The other day I was tearing up. My eyes were watering as I was contemplating a predicament. The empathy that I normally am burdened with was under high duress as I wrote a chapter that placed a character in a position that was truly worse than death…
I am used to writing passages that place characters in my stories into positions that put them through literal hell. For instance, I nearly tortured Safiya, the Syrian Sentry from The Dangerous Life of Agnes Pyle with nearly insurmountable burdens placed upon her, including the deaths of many loved ones that happened right before her eyes, and she being unable to do anything about it.
The other day, however, I took it to a level I didn’t think I was sure I could do.
In writing Of Earth and Ice, I wrote the events to a planned character death… and holy shit I didn’t think that I could fuck a character up more than I am doing now. I almost feel cruel.

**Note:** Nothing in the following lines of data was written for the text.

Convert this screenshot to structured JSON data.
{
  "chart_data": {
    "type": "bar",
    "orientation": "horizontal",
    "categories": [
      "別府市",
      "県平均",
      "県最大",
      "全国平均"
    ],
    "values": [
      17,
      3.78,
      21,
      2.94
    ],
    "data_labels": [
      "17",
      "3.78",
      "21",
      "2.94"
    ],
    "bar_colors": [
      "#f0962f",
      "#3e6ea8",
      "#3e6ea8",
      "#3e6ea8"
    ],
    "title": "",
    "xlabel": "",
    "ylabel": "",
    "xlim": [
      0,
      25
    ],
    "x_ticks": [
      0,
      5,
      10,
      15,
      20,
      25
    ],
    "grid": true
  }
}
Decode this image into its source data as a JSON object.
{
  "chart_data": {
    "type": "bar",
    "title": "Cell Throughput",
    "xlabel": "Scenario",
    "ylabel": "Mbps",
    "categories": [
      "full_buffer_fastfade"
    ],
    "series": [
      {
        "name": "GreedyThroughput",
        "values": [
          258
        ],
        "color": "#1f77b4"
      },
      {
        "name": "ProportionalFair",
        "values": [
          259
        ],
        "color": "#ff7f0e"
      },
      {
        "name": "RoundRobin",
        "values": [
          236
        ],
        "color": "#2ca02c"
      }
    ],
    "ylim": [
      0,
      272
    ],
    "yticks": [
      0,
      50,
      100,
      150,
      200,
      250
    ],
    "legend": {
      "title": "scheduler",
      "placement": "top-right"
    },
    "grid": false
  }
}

Thankfully this is all fiction, right?
I jest, but it does speak to the idea of facing the darkness inside us all. As a writer, we have to dream up these outlandish scenarios in order to create drama. Or more importantly, to create an obstacle for the protagonist to overcome.
I have a friend who one time looked at me after discovering I was a writer and he said something along the lines of writers being crazy. He talked about how we dream up all this crazy stuff, that in fact, we are crazy ourselves. Maybe he was onto something.